Saturday, August 7, 2010

Marketing Mishaps: Failing to Be Media Savvy

Marketing Mishaps: Failing to Be Media Savvy

Many business owners and entrepreneurs I meet seem quite reluctant to embrace traditional media as a way of promoting their businesses – primarily because they perceive it as too difficult, or too much work. The fact of the matter is that, with the exception of breaking news and sports, virtually everything you see reported in the traditional media outlets (TV, newspapers, radio, magazines, and journals) was pitched as an idea by either the reporter/editor/program coordinator or by the source themselves.

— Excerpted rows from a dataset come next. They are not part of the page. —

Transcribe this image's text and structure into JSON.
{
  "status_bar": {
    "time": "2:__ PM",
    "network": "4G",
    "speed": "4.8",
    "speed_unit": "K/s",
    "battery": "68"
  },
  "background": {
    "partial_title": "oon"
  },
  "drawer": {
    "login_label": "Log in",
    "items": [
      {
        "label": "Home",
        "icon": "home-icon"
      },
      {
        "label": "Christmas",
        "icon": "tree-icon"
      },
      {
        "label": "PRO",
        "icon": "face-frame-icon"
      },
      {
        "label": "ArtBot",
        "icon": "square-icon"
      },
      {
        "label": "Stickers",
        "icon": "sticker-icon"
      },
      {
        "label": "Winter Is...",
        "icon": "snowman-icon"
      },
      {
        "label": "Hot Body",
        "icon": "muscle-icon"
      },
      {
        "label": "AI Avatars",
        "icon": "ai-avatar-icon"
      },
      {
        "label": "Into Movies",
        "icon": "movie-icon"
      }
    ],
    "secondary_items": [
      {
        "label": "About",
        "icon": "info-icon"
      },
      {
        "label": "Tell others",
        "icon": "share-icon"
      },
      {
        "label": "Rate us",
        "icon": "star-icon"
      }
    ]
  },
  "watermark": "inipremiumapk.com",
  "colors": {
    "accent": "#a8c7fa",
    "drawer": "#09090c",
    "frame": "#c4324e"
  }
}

Why shouldn’t you be that source?

Still, business owners are hesitant to send news releases or contact the media, seeming to have the attitude of, “They won’t want to talk to little old me.” As Cher said to Nicholas Cage in Moonsruck, “Snap out of it!” You’re right – they won’t want to talk with you if you approach it with that attitude. But if you change your approach and believe that what you’re doing and the things you have to say matter, the media may very well want to talk with you.

Entrepreneurs are idea people. They find creative solutions for problems that others merely complain about. And quite often, those ideas are incredibly newsworthy and interesting. But it’s a wide, wide, wide, wide world, and reporters and editors cannot be everywhere. So if you don’t let them know about you, how can they possibly cover you?

Some people choose to hire PR firms to do this work for them, but if you’re a small operation, that’s more than likely way out of your budget. It IS possible to get in front of the right reporter/editor/program coordinator at the right time to get into the media. You’ve first got to believe it’s possible – and then you’ve simply go to take action.

NOTE: I will provide a FREE tip about how to become a regular media source (value: $5,000+) to the first 5 people who e-mail me before Monday, 9 August!

Tools for Your Savvy Media Toolbox

Here are a few ideas you may want to pursue, with regards to making your business more media savvy:
  • An up-to-date headshot. This is considered two years old, or more recent.
  • A print-friendly logo. It's amazing the number of companies who do not have a logo, which goes a long way toward branding your business.
  • A media kit. This tells them exactly what makes you a good candidate for a radio or TV show.
  • Regular news releases. If you're not sending them regularly, you're missing opportunities.
  • An “In the News” section on your Web site. If you've been mentioned even once, you should create this. Chuck Scott and Sheri Nordstrom Scott, former students from my Want to Charge More? Start Writing! marketing classes, have a great media room on their Web site
  • A rehearsed 10-second, 30-second, and 60-second description of  what you do and why people should care. (When the time comes, you don't want to hem, haw, and um the reporter and/or audience to sleep.)
  • An article marketing campaign. (The other side of being covered by the media is contributing your own articles.)
In future posts, we’ll explore a few of these concepts in greater detail. For now, you’ve got one assignment: Get your Savvy Media Thinking Cap on and consider getting into the media game. You’ve got nothing to lose – and absolutely everything to gain.